Michael E. Ebert joined the Critical Infrastructure Protection Program ("CIP Program") as Principal Research Associate on June 1, 2006, where his research focus is on energy delivery and reliability, critical infrastructure resilience and protection issues (particularly electric power), legal authorities for US Homeland Security, and information technology security. Most of his work is funded by a grant from the National Energy Technology Laboratory, a Department of Energy National lab. Since January 2005, Mr. Ebert was affiliated with CIPP as a research assistant with a similar research portfolio he now has been charged by CIPP's Director and Principal Investigator John McCarthy. Mr. Ebert's projects have included the construction of an electric power outages dataset; observation and analysis of DOE Energy Emergency Response Exercises pursuant to DOE's Emergency Support Function 12 responsibilities; external assessments of DOE's responses to Hurricanes Katrina and Rita; statutory and regulatory analysis of provisions of the Energy Policy Act of 2005 that require establishment of an Electric Reliability Organization (ERO) which, with FERC approval establishes, audits and enforces mandatory reliability and cybersecurity standards for the bulk electric power industry; and on-going monitoring of ERO establishment activities.
During the summer and fall of 2006, Mr. Ebert lead a team of CIPP researchers who investigated post-Katrina/Rita policy innovation by state legislatures and public service commissions for storm cost recovery by electric utilities operating in the states of Florida, Louisiana, Mississippi and Texas. He and his colleagues published the initial results of that project, "Electricity Reconstruction and Cost Recovery in Four Gulf Coast States After the Catastrophic Hurricanes of 2005," on September 29, 2006. The first phase of this research was presented to DOE's Office of Electricity Delivery and Energy Reliability on October 31, 2006, with an additional assessments slated for 2007 (http://cipp.gmu.edu/projects/DoE-NETL.php). He also has authored several short essays on energy issues for the CIP Program's monthly newsletter, most recently on education and training (http://cipp.gmu.edu/archive/cip_report_5.5.pdf). Mr. Ebert's other activities with the CIP Program include work for the US Department of Homeland Security regarding its legal authorities under the Homeland Security Act of 2002 with particular emphasis on the National Infrastructure Protection Program and "protected critical infrastructure information" that private sector owners-operators of critical infrastructure share voluntarily with DHS, DOE and other federal agencies.
Mr.
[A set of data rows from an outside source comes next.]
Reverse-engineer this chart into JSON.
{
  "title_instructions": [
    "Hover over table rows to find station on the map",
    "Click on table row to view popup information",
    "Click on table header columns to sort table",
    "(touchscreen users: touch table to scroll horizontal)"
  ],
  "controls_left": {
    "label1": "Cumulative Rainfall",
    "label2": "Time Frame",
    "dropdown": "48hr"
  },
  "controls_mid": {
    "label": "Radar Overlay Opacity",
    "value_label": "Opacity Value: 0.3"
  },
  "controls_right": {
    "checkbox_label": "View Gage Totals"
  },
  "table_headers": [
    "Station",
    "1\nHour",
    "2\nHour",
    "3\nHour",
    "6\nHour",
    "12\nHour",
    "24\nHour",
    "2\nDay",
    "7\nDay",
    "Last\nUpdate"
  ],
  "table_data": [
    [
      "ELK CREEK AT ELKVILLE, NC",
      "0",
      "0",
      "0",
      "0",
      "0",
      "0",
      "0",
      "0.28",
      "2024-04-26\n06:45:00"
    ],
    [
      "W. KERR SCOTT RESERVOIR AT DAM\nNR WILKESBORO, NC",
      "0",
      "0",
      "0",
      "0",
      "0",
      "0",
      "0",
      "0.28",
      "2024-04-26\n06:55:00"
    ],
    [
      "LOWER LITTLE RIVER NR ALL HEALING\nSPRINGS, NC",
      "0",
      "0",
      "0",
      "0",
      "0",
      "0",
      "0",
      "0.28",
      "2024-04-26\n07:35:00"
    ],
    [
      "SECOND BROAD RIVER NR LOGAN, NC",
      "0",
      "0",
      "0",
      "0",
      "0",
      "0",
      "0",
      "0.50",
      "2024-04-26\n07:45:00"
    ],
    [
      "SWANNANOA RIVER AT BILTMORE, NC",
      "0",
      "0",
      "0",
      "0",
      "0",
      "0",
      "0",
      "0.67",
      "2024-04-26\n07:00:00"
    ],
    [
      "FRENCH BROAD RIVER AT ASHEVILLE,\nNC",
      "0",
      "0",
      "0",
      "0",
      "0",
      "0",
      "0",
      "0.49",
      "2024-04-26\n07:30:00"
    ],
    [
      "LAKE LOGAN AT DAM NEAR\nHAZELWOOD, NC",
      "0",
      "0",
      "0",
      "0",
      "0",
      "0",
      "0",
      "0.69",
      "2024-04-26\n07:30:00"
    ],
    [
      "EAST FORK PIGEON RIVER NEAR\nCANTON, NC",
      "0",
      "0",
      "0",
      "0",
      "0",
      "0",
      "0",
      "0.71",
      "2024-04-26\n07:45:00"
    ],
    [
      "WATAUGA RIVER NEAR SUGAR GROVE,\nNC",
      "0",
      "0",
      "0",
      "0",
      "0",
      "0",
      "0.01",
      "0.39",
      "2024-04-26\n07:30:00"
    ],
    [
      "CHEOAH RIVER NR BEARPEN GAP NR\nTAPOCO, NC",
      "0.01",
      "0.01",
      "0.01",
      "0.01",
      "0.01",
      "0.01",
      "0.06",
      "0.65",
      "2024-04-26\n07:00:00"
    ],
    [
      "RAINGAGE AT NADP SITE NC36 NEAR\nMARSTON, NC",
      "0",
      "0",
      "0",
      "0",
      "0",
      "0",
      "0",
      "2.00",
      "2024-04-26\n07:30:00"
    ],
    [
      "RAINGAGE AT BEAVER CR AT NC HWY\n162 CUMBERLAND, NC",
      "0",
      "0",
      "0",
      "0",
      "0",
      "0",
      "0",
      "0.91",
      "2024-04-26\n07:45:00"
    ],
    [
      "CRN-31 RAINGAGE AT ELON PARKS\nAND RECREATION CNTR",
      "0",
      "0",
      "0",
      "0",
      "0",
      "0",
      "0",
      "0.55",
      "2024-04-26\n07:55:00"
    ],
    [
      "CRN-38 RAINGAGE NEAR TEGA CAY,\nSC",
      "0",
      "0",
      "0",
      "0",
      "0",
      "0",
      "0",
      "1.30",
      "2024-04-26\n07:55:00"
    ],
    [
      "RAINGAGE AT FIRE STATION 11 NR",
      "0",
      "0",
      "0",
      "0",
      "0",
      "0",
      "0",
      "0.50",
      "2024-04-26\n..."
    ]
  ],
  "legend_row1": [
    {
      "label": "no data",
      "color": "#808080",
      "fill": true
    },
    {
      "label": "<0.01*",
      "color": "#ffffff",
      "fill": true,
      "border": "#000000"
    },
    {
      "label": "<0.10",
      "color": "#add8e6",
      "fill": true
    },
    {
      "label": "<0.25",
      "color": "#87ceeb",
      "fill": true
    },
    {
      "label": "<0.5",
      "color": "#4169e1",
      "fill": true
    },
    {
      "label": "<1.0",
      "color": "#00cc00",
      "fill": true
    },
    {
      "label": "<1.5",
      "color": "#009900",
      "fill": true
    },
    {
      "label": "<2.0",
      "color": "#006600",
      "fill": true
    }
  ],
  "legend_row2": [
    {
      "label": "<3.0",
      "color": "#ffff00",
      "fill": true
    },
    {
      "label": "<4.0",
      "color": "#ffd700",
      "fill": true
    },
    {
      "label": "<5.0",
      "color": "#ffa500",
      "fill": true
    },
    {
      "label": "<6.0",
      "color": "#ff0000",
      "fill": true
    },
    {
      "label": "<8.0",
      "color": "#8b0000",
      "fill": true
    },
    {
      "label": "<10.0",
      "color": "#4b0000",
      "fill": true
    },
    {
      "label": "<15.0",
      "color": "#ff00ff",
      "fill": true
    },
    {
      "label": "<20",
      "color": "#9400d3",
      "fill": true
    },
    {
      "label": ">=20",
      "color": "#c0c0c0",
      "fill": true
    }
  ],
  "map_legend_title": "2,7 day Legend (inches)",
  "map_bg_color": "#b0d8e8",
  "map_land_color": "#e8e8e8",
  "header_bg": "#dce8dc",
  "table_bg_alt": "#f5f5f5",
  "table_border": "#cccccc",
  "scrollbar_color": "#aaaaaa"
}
Ebert holds a Master of Public Policy degree from George Mason University, a Bachelor's degree in political science and communications from Indiana University, and two certificates in Commercial and Workplace Mediation from the Northern Virginia Mediation Service, an independent organization affiliated with the Institute for Conflict Analysis & Resolution at George Mason University. He has lived in the Washington, DC metropolitan area since 1986. Prior to joining CIPP, he was a senior legislative assistant to US Representative Philip R. Sharp, former Chairman of the Energy & Power Subcommittee, senior counselor for congressional affairs at International Business – Government Counsellors, IT Director at the law firm of Howrey Simon Arnold & White LLP and an independent consultant in technology policy. He has written or co-authored articles on issues ranging from national security and foreign investment to the use of new technologies in post-9/11 America which have been published in The World Economy, The Washington Times, the European Business Journal, and the Journal of Commerce.